Sofia disse que faria um bolo de chocolate, era receita da mamãe e foi uma boa surpresa. Enquanto esperava que o forno apitasse, avisando que estava aquecido, comi uma torrada com geleia de laranja. Decidi ajudá-la pegando todos os ingredientes e fervendo a água. Ela gostava de fazer bolos, quase todos os sábados. Quando não fazia eu então fazia. Era como se fosse algo que eu tivesse ensinado a ela.
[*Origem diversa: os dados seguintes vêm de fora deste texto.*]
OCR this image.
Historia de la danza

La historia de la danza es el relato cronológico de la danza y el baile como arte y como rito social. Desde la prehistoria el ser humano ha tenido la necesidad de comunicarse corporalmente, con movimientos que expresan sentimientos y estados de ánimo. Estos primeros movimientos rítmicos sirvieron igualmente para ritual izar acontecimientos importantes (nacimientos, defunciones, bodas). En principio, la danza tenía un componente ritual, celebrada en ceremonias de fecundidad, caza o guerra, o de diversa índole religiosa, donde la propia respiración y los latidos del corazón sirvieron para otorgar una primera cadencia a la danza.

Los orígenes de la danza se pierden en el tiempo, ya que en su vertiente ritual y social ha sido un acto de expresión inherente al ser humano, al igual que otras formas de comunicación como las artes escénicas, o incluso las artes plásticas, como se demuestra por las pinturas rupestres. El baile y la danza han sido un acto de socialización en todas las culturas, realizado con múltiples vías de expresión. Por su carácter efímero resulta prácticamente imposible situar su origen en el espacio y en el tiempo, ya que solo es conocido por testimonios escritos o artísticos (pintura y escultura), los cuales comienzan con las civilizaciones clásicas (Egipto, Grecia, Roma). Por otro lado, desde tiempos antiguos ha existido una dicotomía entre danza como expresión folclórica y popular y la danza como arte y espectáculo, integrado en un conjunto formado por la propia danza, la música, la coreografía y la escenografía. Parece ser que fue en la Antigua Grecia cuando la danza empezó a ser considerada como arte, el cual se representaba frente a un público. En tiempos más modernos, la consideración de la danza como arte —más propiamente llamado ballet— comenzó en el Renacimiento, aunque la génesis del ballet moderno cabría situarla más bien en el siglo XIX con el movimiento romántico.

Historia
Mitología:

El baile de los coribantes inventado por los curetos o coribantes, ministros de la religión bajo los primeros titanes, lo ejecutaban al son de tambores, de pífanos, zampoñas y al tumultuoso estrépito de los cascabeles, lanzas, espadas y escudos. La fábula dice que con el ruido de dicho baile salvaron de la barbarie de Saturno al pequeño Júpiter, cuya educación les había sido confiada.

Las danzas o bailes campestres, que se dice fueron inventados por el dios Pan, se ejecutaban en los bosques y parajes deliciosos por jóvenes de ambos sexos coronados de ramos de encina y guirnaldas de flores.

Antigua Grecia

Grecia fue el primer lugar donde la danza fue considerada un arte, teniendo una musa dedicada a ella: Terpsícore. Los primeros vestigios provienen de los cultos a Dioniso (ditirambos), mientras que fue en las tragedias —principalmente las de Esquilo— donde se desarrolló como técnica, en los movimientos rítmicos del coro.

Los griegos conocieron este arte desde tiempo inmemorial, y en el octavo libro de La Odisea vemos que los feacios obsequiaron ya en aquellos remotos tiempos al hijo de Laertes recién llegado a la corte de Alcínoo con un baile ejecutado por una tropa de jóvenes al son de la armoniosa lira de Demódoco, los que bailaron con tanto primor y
Morávamos numa casa grande, com as janelas até o teto e diria que temos uma imensa cozinha e que quase nunca recebemos visitas de amigos. Na verdade, quase não temos amigos. Salvo vez ou outra uma amiga de Sofia aparecia para tomar um lanche com ela e depois se trancavam no quarto para fazer os trabalhos da escola. Sofia amava fazer bolo, amava sujar a mão de massa, adorava a ideia de eu e Adam comermos seus bolos e elogiar.

- Pronto, agora é só levar para o forno e esperar.

- Qual recheio vai fazer?

- Brigadeiro – disse com a boca cheia – estou com chocolate até na testa. – riu de si mesma.

Eu sabia que tinha que sorrir mais. Lembrei do quanto a morte do papai e de Lucas me atingiu com a falta do sorriso de mamãe. E o quanto aquilo tinha me deixado cicatrizes. Toda dificuldade que minha mãe passou eu achei que era por minha culpa, por ela me ter. Depois, só depois que virei mãe que fui entender que não, que para nós mães, não tem isso. Não é por obrigação, é por amor, só por amor. Dali uns dias Sofia completará quinze anos. E já estou imaginando como será essa data. Sentia que ela tinha mudado alguns hábitos no último mês. Talvez pudesse estar apaixonada, quem sabe até já tivesse namorando. Embora achasse cedo, é nessa idade que as garotas descobrem a paixão. Talvez não fosse nada daquilo! Se fosse só ansiedade pela festa de seu aniversário? Eu tentava a deixar calma, ainda estava num processo de transição, seu corpo estava mudando, a voz ainda meio indefinida. Eu sabia como ela se sentia. Eu já tinha me sentido assim.

Esperei que o bolo esfriasse e que ela dissesse que eu podia comer. E aquele suspense todo era preciso.

- Então mãe, o que achou? – perguntou e fez uma careta.

- Hum...

Esperei que ela mesma dissesse que ficou muito bom. Mas desta vez ela não fez.

- Uma delícia.

- Mãe... fala sério!

- É sério. Sério, filha. Todos os seus bolos são bons. – lambi a ponta dos dedos.